Hackers pocketed as much as $155,000 by sneaking a backdoor into a code library used by developers of smart contract apps that work with the cryptocurrency known as Solana.
The supply-chain attack targeted solana-web3.js, a collection of JavaScript code used by developers of decentralized apps for interacting with the Solana blockchain. These “dapps” allow people to sign smart contracts that, in theory, operate autonomously in executing currency trades among two or more parties when certain agreed-upon conditions are met.
The backdoor came in the form of code that collected private keys and wallet addresses when apps that directly handled private keys incorporated solana-web3.js versions 1.95.6 and 1.95.7. These backdoored versions were available for download during a five-hour window between 3:20 pm UTC and 8:25 pm UTC on Tuesday.
Assume full compromise
“This allowed an attacker to publish unauthorized and malicious packages that were modified, allowing them to steal private key material and drain funds from dapps, like bots, that handle private keys directly,” stated a message posted to GitHub by Anza, the firm that develops the code library. “This issue should not affect non-custodial wallets, as they generally do not expose private keys during transactions.”
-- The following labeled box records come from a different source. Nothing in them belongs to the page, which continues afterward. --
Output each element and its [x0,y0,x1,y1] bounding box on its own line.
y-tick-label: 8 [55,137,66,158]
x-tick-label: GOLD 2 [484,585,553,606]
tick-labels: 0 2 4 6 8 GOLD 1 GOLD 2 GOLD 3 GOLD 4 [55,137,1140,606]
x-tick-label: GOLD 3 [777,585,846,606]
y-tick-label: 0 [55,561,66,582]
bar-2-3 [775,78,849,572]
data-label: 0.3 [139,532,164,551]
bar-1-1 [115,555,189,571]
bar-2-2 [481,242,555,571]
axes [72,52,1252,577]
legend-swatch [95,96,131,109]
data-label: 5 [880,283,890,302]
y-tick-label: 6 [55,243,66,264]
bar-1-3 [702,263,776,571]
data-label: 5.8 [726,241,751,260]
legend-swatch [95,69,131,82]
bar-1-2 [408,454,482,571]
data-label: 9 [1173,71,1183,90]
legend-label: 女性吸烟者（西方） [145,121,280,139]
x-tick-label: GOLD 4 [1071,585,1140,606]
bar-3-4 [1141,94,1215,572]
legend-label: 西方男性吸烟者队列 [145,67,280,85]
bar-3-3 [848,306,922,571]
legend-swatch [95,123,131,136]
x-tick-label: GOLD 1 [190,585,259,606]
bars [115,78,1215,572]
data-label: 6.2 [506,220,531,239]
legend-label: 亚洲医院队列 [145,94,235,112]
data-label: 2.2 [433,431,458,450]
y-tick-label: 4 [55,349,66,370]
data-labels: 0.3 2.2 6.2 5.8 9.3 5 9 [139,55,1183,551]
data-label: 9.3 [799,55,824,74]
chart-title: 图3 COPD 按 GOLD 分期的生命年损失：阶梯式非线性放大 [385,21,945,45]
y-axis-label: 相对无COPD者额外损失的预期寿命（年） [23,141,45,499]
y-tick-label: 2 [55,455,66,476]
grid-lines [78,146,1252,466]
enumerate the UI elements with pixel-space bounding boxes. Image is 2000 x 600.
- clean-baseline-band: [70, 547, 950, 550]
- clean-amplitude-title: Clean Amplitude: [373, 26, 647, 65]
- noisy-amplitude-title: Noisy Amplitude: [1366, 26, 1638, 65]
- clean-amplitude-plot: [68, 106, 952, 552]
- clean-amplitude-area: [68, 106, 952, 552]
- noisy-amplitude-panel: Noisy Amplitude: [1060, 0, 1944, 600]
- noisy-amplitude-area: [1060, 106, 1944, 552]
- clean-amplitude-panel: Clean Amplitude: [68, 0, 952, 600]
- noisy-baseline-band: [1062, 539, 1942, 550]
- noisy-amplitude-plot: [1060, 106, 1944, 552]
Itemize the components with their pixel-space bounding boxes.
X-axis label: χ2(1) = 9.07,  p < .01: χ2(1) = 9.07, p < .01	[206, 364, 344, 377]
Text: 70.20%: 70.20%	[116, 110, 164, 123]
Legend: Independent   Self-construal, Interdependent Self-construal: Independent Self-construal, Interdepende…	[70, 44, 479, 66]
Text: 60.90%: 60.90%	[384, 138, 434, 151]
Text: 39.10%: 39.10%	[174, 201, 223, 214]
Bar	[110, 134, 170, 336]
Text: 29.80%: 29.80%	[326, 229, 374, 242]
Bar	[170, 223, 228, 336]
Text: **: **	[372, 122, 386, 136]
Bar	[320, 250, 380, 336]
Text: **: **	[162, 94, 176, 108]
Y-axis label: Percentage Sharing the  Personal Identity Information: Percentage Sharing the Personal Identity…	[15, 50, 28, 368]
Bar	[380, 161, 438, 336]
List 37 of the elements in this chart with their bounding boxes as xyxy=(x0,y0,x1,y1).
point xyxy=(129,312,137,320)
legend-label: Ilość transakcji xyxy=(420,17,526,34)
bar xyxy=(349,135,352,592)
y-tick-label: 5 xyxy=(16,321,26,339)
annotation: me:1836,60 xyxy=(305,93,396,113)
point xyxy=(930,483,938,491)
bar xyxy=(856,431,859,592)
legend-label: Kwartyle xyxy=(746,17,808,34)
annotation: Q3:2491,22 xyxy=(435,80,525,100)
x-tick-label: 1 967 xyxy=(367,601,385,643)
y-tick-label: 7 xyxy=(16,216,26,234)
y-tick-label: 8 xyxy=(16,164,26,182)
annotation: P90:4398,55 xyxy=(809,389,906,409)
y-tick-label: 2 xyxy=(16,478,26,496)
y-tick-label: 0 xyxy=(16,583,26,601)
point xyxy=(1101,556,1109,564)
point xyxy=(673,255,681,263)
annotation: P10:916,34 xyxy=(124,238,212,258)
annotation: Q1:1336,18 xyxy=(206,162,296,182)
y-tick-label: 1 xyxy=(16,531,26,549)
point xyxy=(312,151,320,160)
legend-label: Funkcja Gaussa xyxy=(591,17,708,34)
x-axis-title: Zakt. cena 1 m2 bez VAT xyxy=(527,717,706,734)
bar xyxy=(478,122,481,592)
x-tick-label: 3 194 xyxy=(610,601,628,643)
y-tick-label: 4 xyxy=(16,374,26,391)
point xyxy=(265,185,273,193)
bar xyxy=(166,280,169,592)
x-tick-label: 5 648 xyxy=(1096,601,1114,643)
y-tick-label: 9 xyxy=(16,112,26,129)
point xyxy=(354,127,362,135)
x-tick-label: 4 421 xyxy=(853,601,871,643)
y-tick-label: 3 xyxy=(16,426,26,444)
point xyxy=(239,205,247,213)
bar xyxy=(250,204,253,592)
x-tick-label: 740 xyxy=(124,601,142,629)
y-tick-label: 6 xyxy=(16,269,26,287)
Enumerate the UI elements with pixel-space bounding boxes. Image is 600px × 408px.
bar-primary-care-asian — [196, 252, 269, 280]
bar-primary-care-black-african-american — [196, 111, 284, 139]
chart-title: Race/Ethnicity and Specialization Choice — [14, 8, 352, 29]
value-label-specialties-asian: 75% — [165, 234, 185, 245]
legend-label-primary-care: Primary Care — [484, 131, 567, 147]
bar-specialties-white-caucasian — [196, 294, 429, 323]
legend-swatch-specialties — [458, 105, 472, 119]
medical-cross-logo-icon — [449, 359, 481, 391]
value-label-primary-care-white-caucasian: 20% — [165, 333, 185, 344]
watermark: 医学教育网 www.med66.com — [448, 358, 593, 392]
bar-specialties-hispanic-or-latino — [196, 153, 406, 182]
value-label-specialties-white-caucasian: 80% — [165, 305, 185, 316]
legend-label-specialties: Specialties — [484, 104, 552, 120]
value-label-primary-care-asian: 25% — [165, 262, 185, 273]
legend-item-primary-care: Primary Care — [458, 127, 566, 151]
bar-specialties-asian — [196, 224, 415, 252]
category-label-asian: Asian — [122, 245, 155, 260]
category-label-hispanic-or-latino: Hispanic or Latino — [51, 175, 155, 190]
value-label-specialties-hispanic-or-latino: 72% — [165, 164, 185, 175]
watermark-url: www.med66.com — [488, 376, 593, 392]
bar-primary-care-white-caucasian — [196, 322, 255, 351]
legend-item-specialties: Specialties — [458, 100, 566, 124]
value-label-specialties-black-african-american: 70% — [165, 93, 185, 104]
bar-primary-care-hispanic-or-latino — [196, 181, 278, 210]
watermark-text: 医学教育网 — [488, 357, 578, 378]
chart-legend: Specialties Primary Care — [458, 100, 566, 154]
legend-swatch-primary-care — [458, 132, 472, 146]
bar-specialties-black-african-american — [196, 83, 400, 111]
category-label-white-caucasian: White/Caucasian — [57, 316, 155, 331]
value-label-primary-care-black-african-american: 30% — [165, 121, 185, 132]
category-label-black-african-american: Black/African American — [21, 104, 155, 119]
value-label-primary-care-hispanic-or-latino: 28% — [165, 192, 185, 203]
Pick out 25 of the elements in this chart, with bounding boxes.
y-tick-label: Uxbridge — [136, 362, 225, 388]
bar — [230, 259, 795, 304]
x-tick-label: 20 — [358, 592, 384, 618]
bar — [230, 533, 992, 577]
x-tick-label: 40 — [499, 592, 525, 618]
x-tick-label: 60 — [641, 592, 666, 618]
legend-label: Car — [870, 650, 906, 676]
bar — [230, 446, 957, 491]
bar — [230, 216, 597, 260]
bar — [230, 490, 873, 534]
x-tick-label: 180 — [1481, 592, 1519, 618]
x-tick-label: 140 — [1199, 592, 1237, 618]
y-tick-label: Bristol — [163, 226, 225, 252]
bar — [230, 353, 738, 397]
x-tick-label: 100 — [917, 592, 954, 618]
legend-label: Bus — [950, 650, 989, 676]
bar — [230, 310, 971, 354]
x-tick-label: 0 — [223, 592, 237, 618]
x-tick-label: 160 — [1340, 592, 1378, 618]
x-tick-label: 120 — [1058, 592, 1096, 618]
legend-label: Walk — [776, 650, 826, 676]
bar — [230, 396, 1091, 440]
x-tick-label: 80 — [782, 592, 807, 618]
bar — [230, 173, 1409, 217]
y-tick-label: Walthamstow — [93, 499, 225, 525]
Anza went on to urge all Solana app developers to upgrade to version 1.95.8, which, at the time this post went live on Ars, was the latest available. The company further encouraged developers who suspect they might have been compromised in the attack to rotate any suspect authority keys, including multisigs, program authorities, and server keypairs.
The same message was posted to social media by Solana Labs, a developer that has forked its original client.
Solscan.io, one of several sites that track transactions involving the Solana blockchain, indicated the wallet address that backdoor code sent stolen cryptocurrency to collected roughly 674.8 SOL, a unit of Solana currency. At current prices, that translates to about $155,000. In social media posts, one person claimed to have lost $20,000 in the hack, and another reported losing an undisclosed amount of the digital coin.
Socket, a security firm that helps detect supply-chain attacks, said the back door is “believed to be the result of a social engineering/phishing attack targeting maintainers of the official Web3.js open source library maintained by Solana.”
Christophe Tafani-Dereeper, a security researcher, said on Bluesky that his analysis of version 1.95.7 found the hackers had added an "addToQueue" function to the library, which caused affected apps that work with private keys to exfiltrate them. Calls to the added function were then inserted in code locations that access the private keys.
Tafani-Dereeper noted that sol-rpc[.]xyz—the domain that acted as a command and control server for the backdoor—was registered on November 22 through the NameSilo registrar. The domain operated behind the Cloudflare content delivery network when the attack occurred. Once the attack became widely known, the site was no longer hosted there. Prior to being hosted by Cloudflare, the domain was available at the IP address 91.195.240[.]123.
A message by the GitHub Advisory Database warned anyone who may have run the backdoored code to take immediate action.
“Any computer that has this package installed or running should be considered fully compromised,” the database warned. “All secrets and keys stored on that computer should be rotated immediately from a different computer. The package should be removed, but as full control of the computer may have been given to an outside entity, there is no guarantee that removing the package will remove all malicious software resulting from installing it.”